VILA - a multi-image visual language model with training, inference and evaluation recipe, deployable from cloud to edge (Jetson Orin and laptops)
Apache License 2.0
1.85k stars 149 forks source link

Potential bug in mm_utils.py process_image function #54

Open hubenjm opened 4 months ago

hubenjm commented 4 months ago

When data_args.image_aspect_ratio = 'resize', it seems that mm_utils.process_image returns the image as a PIL.Image.Image data type, which has no shape attribute. See https://github.com/Efficient-Large-Model/VILA/blob/main/llava/mm_utils.py#L168

When doing stage 1 alignment training, we use the datasets.LazySupervisedDataset class, whose get_item function tries to call image.shape here: https://github.com/Efficient-Large-Model/VILA/blob/main/llava/data/dataset.py#L834

This crashes the training.
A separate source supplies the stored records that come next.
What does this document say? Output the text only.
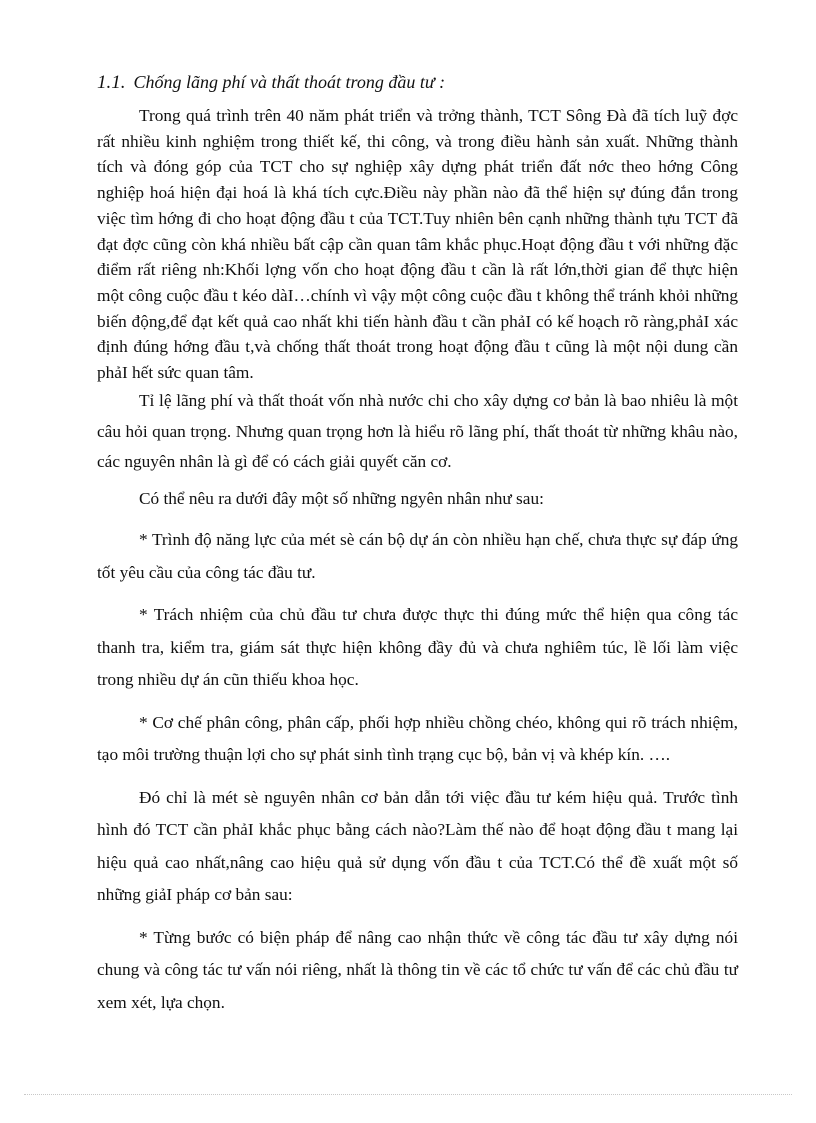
1.1. Chống lãng phí và thất thoát trong đầu tư :

Trong quá trình trên 40 năm phát triển và trởng thành, TCT Sông Đà đã tích luỹ đợc rất nhiều kinh nghiệm trong thiết kế, thi công, và trong điều hành sản xuất. Những thành tích và đóng góp của TCT cho sự nghiệp xây dựng phát triển đất nớc theo hớng Công nghiệp hoá hiện đại hoá là khá tích cực.Điều này phần nào đã thể hiện sự đúng đắn trong việc tìm hớng đi cho hoạt động đầu t của TCT.Tuy nhiên bên cạnh những thành tựu TCT đã đạt đợc cũng còn khá nhiều bất cập cần quan tâm khắc phục.Hoạt động đầu t với những đặc điểm rất riêng nh:Khối lợng vốn cho hoạt động đầu t cần là rất lớn,thời gian để thực hiện một công cuộc đầu t kéo dàI…chính vì vậy một công cuộc đầu t không thể tránh khỏi những biến động,để đạt kết quả cao nhất khi tiến hành đầu t cần phảI có kế hoạch rõ ràng,phảI xác định đúng hớng đầu t,và chống thất thoát trong hoạt động đầu t cũng là một nội dung cần phảI hết sức quan tâm.

Tỉ lệ lãng phí và thất thoát vốn nhà nước chi cho xây dựng cơ bản là bao nhiêu là một câu hỏi quan trọng. Nhưng quan trọng hơn là hiểu rõ lãng phí, thất thoát từ những khâu nào, các nguyên nhân là gì để có cách giải quyết căn cơ.

Có thể nêu ra dưới đây một số những ngyên nhân như sau:

* Trình độ năng lực của mét sè cán bộ dự án còn nhiều hạn chế, chưa thực sự đáp ứng tốt yêu cầu của công tác đầu tư.

* Trách nhiệm của chủ đầu tư chưa được thực thi đúng mức thể hiện qua công tác thanh tra, kiểm tra, giám sát thực hiện không đầy đủ và chưa nghiêm túc, lề lối làm việc trong nhiều dự án cũn thiếu khoa học.

* Cơ chế phân công, phân cấp, phối hợp nhiều chồng chéo, không qui rõ trách nhiệm, tạo môi trường thuận lợi cho sự phát sinh tình trạng cục bộ, bản vị và khép kín. ….

Đó chỉ là mét sè nguyên nhân cơ bản dẫn tới việc đầu tư kém hiệu quả. Trước tình hình đó TCT cần phảI khắc phục bằng cách nào?Làm thế nào để hoạt động đầu t mang lại hiệu quả cao nhất,nâng cao hiệu quả sử dụng vốn đầu t của TCT.Có thể đề xuất một số những giảI pháp cơ bản sau:

* Từng bước có biện pháp để nâng cao nhận thức về công tác đầu tư xây dựng nói chung và công tác tư vấn nói riêng, nhất là thông tin về các tổ chức tư vấn để các chủ đầu tư xem xét, lựa chọn.
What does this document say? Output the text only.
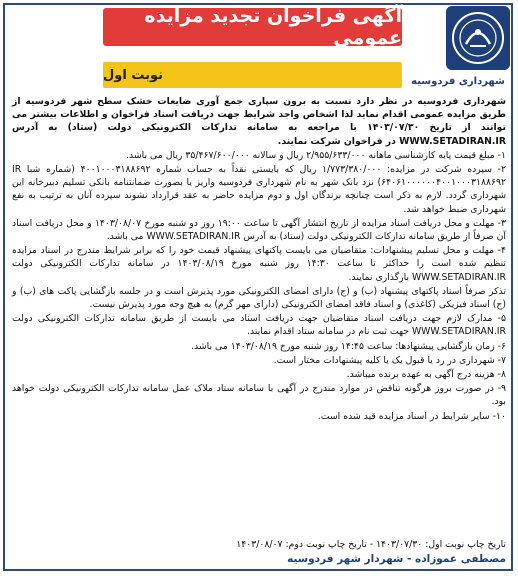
شهرداری فردوسیه
آگهی فراخوان تجدید مزایده عمومی
نوبت اول

شهرداری فردوسیه در نظر دارد نسبت به برون سپاری جمع آوری ضایعات خشک سطح شهر فردوسیه از طریق مزایده عمومی اقدام نماید لذا اشخاص واجد شرایط جهت دریافت اسناد فراخوان و اطلاعات بیشتر می توانند از تاریخ ۱۴۰۳/۰۷/۳۰ با مراجعه به سامانه تدارکات الکترونیکی دولت (ستاد) به آدرس WWW.SETADIRAN.IR در فراخوان شرکت نمایند.

۱- مبلغ قیمت پایه کارشناسی ماهانه ۲/۹۵۵/۶۳۳/۰۰۰ ریال و سالانه ۳۵/۴۶۷/۶۰۰/۰۰۰ ریال می باشد.

۲- سپرده شرکت در مزایده: ۱/۷۷۳/۳۸۰/۰۰۰ ریال که بایستی نقداً به حساب شماره ۴۰۰۱۰۰۰۳۱۸۸۶۹۲ (شماره شبا IR ۶۴۰۶۱۰۰۰۰۰۰۴۰۰۱۰۰۰۳۱۸۸۶۹۲) نزد بانک شهر به نام شهرداری فردوسیه واریز یا بصورت ضمانتنامه بانکی تسلیم دبیرخانه این شهرداری گردد. لازم به ذکر است چنانچه برندگان اول و دوم مزایده حاضر به عقد قرارداد نشوند سپرده آنان به ترتیب به نفع شهرداری ضبط خواهد شد.

۳- مهلت و محل دریافت اسناد مزایده از تاریخ انتشار آگهی تا ساعت ۱۹:۰۰ روز دو شنبه مورخ ۱۴۰۳/۰۸/۰۷ و محل دریافت اسناد آن صرفاً از طریق سامانه تدارکات الکترونیکی دولت (ستاد) به آدرس WWW.SETADIRAN.IR می باشد.

۴- مهلت و محل تسلیم پیشنهادات: متقاضیان می بایست پاکتهای پیشنهاد قیمت خود را که برابر شرایط مندرج در اسناد مزایده تنظیم شده است را حداکثر تا ساعت ۱۴:۳۰ روز شنبه مورخ ۱۴۰۳/۰۸/۱۹ در سامانه تدارکات الکترونیکی دولت WWW.SETADIRAN.IR بارگذاری نمایند.

تذکر صرفاً اسناد پاکتهای پیشنهاد (ب) و (ج) دارای امضای الکترونیکی مورد پذیرش است و در جلسه بازگشایی پاکت های (ب) و (ج) اسناد فیزیکی (کاغذی) و اسناد فاقد امضای الکترونیکی (دارای مهر گرم) به هیچ وجه مورد پذیرش نیست.

۵- مدارک لازم جهت دریافت اسناد متقاضیان جهت دریافت اسناد می بایست از طریق سامانه تدارکات الکترونیکی دولت WWW.SETADIRAN.IR جهت ثبت نام در سامانه ستاد اقدام نمایند.

۶- زمان بازگشایی پیشنهادها: ساعت ۱۴:۴۵ روز شنبه مورخ ۱۴۰۳/۰۸/۱۹ می باشد.

۷- شهرداری در رد یا قبول یک یا کلیه پیشنهادات مختار است.

۸- هزینه درج آگهی به عهده برنده میباشد.

۹- در صورت بروز هرگونه تناقض در موارد مندرج در آگهی با سامانه ستاد ملاک عمل سامانه تدارکات الکترونیکی دولت خواهد بود.

۱۰- سایر شرایط در اسناد مزایده قید شده است.

تاریخ چاپ نوبت اول: ۱۴۰۳/۰۷/۳۰ - تاریخ چاپ نوبت دوم: ۱۴۰۳/۰۸/۰۷
مصطفی عموزاده - شهردار شهر فردوسیه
So should we simply add the line image = processor.preprocess(image, return_tensors="pt")["pixel_values"][0] below line 168 of mm_utils.py: https://github.com/Efficient-Large-Model/VILA/blob/main/llava/mm_utils.py#L168 ?

Efficient-Large-Language-Model commented 4 months ago

Seems valid, we will verify on our end and make the changes.